Criswell might be Exhibit A of what Bailey preaches. He barely broke 89 mph on Tuesday, but everything he throws moves, especially east-west. Criswell threw 20 sweepers that averaged 76 mph, but the best ones broke nearly two feet, setting up a sinking fastball that froze Giants hitters for 12 called strikes.

"I think he's got good stuff," Giants third baseman Matt Chapman told Browne. "Obviously it's not the jump-off-the-chart fastball power stuff, but he still knows how to command the baseball and keep guys off balance, and that's just as tricky."

The Red Sox are a surprising 17-13, and while the bats have recently come alive, most notably outfielder Wilyer Abreu, they're only 2.5 games out of first place because of their pitching. They've allowed no more than two runs in a staggering 14 of their 30 games, and not surprisingly, they're 12-2 in those contests.

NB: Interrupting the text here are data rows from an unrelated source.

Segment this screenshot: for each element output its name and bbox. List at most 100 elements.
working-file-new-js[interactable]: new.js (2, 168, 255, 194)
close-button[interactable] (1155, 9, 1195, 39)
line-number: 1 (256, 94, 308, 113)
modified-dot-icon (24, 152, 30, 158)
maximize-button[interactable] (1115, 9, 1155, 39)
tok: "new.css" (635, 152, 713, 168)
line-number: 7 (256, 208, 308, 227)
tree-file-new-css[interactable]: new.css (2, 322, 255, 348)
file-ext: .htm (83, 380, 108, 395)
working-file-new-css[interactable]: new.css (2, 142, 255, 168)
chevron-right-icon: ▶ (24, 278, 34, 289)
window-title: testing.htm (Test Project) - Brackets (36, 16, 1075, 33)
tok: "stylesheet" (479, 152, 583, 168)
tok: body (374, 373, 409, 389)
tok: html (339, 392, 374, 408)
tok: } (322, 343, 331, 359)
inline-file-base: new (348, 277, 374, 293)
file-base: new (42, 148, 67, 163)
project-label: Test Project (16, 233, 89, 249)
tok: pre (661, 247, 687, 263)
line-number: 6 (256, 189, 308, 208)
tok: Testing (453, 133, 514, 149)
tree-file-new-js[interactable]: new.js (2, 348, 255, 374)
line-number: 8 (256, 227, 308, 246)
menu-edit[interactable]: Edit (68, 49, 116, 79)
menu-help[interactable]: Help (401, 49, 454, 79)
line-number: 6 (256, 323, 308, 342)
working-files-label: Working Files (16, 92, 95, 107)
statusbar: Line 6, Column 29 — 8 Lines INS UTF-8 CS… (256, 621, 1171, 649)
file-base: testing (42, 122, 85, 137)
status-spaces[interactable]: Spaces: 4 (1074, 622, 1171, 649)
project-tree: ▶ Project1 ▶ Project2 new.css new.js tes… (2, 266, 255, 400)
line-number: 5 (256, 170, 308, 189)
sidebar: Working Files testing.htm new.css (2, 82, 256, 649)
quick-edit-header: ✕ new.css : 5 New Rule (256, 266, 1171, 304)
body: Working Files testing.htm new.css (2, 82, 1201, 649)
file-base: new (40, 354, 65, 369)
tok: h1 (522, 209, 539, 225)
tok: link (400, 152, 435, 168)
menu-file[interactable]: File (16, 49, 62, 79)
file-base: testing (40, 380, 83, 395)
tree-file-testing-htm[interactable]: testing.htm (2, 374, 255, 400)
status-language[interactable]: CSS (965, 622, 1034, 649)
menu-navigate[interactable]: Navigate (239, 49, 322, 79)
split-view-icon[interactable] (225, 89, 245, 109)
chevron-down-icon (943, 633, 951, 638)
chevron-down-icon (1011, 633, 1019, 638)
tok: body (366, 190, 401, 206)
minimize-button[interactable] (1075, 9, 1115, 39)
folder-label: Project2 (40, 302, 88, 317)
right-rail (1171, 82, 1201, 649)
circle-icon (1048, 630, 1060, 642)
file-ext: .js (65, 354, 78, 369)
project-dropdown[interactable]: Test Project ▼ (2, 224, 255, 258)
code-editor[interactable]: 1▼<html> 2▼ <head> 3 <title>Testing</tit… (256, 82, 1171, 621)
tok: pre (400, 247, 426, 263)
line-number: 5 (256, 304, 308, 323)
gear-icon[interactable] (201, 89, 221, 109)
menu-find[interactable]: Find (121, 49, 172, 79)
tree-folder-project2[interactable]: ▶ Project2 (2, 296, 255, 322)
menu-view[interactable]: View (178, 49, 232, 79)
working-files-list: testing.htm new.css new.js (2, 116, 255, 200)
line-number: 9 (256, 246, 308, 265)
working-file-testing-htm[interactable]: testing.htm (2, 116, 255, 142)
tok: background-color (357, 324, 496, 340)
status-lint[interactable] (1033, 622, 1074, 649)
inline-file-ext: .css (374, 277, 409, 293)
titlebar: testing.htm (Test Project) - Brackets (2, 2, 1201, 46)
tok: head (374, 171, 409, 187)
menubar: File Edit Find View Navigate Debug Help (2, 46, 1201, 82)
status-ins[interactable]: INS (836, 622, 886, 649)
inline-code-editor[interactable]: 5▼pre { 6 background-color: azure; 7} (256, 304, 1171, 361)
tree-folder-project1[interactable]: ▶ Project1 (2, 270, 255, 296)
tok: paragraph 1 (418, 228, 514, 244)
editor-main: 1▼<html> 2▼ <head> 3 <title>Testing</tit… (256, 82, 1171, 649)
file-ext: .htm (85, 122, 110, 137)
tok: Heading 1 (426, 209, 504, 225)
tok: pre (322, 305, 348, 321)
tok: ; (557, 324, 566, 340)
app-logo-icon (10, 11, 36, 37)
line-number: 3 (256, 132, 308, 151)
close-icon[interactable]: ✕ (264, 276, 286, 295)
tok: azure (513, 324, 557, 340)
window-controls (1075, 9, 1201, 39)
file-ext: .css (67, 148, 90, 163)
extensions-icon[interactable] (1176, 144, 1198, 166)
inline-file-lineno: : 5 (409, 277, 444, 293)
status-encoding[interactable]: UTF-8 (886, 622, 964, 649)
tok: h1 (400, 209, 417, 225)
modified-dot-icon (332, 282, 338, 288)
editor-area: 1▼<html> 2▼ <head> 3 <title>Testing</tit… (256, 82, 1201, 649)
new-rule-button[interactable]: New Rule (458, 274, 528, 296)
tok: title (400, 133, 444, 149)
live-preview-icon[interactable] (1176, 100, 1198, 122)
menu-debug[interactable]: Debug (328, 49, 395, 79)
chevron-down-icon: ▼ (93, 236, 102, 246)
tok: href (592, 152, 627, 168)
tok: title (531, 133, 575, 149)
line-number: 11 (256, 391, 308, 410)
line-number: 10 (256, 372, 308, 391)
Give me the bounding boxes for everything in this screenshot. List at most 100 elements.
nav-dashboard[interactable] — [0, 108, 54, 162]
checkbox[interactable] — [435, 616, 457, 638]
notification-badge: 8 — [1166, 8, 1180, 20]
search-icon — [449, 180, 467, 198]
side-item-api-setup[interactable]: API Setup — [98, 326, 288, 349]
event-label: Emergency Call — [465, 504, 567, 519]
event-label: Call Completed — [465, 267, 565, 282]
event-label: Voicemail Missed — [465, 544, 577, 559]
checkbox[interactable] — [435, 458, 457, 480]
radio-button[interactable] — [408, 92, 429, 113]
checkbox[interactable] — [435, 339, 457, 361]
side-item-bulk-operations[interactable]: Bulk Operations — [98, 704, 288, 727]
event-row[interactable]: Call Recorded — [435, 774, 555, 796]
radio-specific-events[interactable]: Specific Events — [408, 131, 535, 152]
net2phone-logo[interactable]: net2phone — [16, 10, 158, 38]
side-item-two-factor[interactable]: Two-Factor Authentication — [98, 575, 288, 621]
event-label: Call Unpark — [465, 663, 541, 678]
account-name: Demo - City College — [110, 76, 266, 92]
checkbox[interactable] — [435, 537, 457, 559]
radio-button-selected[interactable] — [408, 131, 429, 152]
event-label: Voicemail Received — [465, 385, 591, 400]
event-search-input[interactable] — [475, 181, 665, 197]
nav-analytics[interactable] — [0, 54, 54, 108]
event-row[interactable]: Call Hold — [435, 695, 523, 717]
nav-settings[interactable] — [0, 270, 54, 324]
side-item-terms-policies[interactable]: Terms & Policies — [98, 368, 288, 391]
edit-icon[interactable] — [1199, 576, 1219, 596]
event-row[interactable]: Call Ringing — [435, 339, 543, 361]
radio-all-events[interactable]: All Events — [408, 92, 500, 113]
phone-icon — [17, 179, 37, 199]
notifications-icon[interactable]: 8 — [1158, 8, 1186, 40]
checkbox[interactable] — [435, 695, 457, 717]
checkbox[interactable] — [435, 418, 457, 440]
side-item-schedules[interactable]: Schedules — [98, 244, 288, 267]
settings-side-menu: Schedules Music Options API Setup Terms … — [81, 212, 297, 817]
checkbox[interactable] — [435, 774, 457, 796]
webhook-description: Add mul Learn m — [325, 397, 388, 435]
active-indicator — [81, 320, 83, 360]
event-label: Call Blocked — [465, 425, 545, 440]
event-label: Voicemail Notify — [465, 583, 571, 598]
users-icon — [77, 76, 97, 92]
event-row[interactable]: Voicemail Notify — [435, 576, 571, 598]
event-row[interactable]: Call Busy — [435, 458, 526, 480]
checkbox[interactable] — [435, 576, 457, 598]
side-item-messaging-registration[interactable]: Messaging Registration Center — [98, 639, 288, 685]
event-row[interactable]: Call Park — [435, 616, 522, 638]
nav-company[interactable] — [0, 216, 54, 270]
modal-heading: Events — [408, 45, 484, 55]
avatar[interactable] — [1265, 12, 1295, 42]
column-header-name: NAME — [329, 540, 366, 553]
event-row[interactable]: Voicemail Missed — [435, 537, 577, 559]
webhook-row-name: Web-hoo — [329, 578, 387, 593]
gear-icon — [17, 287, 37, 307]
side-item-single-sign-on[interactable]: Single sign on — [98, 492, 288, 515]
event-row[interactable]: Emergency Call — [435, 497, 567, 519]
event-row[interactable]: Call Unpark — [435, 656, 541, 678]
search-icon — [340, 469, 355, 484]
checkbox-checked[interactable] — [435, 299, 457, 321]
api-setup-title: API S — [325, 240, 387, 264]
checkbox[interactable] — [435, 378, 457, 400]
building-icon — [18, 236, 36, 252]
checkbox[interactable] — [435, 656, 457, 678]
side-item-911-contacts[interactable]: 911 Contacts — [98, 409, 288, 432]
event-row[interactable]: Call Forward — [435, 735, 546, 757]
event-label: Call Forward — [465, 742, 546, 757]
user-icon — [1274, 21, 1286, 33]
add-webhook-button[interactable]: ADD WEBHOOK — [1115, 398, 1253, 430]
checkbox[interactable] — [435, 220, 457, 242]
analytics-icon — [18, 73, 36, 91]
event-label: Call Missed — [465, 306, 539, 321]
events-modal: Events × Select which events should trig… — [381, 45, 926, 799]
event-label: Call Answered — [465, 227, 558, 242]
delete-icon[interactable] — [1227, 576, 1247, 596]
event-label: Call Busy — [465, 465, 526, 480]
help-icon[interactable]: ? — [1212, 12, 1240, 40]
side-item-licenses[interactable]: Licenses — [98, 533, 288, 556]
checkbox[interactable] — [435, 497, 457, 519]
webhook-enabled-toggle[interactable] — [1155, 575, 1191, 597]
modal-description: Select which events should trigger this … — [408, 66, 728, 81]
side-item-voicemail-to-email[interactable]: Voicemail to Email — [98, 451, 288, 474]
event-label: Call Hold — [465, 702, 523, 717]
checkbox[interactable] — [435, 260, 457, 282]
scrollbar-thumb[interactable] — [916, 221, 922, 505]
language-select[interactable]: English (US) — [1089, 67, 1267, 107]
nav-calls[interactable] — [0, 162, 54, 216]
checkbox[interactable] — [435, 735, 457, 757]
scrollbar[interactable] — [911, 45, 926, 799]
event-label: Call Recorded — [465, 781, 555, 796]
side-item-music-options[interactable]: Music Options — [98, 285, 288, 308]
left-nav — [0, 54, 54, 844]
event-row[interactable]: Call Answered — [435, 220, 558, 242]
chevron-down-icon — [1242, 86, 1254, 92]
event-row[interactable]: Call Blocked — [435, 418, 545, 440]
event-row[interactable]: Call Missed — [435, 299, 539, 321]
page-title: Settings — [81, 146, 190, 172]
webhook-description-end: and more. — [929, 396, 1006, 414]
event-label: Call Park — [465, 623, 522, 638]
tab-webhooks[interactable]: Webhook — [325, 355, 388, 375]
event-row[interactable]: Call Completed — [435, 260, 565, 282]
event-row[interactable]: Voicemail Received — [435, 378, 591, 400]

They hope to return to full strength shortly. Pivetta will make a rehab start this week and could return from a flexor strain next week. Fellow righty Brayan Bello (lat strain) should be right behind him. Garrett Whitlock looks like he'll take longer as he recovers from an oblique strain, but Criswell's presence means the Red Sox can weather that storm.

Their playoff odds, which started the season somewhere around zero, have already crept over 37 percent. The Rays finally look vulnerable, the Jays keep playing below the sum of their parts, and the rest of the American League is wide open, with the Royals currently owning a wild card spot and the Astros in last place.

If the Red Sox keep pitching like something from the turn of the last century, they'll be right there in the playoff hunt, too.